If the truth be known, the sets are designed to be eye-catching and the anchors, for the most part, are merely decorative props who move and talk.
Not that there aren't some serious journalists in the business, but they are fewer and fewer – and management really doesn't care. The only things that matter are ratings because they equate to advertisers, which equate to profit. It is a business, after all.
Nothing wrong with that – without profits, there'd be no jobs. What is wrong, however, is that too many stations – radio and television – have forgotten their primary job: Deliver the news to the public. Not surveys, not man-on-the-street interviews, not a close look at how homeless people live, not why Muslims are wonderful people, not why fallen-away Catholics left the Church, not what the first day of school is like in kindergarten.
News is also not regurgitating press releases from organizations with corporate or other motives, not presenting political points of view disguised as being unbiased, not playing favorites with local politicians.
If TV news is bad, radio news is pathetic.

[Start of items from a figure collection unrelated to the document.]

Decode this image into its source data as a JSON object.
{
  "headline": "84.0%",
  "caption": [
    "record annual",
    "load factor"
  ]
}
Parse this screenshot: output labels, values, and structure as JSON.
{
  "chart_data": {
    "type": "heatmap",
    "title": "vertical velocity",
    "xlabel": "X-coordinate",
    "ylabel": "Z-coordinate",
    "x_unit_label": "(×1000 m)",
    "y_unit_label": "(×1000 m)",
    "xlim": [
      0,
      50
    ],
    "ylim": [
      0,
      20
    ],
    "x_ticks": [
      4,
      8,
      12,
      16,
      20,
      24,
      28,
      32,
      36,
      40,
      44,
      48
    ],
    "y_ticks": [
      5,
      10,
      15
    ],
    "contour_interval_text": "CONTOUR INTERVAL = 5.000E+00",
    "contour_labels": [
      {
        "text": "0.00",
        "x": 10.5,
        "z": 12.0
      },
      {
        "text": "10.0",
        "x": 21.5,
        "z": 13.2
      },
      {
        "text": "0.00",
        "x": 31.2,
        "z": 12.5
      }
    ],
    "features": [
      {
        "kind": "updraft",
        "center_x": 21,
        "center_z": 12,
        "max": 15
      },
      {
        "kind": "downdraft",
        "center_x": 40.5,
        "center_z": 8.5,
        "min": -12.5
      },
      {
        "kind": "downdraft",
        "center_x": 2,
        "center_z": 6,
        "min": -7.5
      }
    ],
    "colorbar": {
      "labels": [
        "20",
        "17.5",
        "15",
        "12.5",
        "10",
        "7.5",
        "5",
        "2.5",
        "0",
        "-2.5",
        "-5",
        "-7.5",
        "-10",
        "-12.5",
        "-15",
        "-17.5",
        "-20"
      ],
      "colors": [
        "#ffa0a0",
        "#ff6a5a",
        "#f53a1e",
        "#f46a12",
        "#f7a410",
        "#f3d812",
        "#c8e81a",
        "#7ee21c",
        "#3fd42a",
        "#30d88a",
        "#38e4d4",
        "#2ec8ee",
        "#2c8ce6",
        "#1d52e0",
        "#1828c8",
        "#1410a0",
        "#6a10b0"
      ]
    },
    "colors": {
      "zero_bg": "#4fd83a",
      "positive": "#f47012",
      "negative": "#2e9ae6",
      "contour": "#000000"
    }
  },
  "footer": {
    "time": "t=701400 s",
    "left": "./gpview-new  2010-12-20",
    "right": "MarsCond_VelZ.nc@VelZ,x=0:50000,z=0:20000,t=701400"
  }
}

Fewer and fewer stations have their own news departments, and even those that do fall victim to the down-and-dirty coverage of stories: Get it done fast, cheap and short.
Imagine an assignment to do a story about an issue and it's to be no longer than 40 seconds. That goes on all the time. Ask any reporter, when the boss isn't around!
Do you wonder why lousy politicians get elected? People get brainwashed by the advertising and get virtually no news information.
Somewhere our free press got corrupted, and aside from the Internet and talk radio, the business of news is too much business and not enough news. With that recipe, we all lose.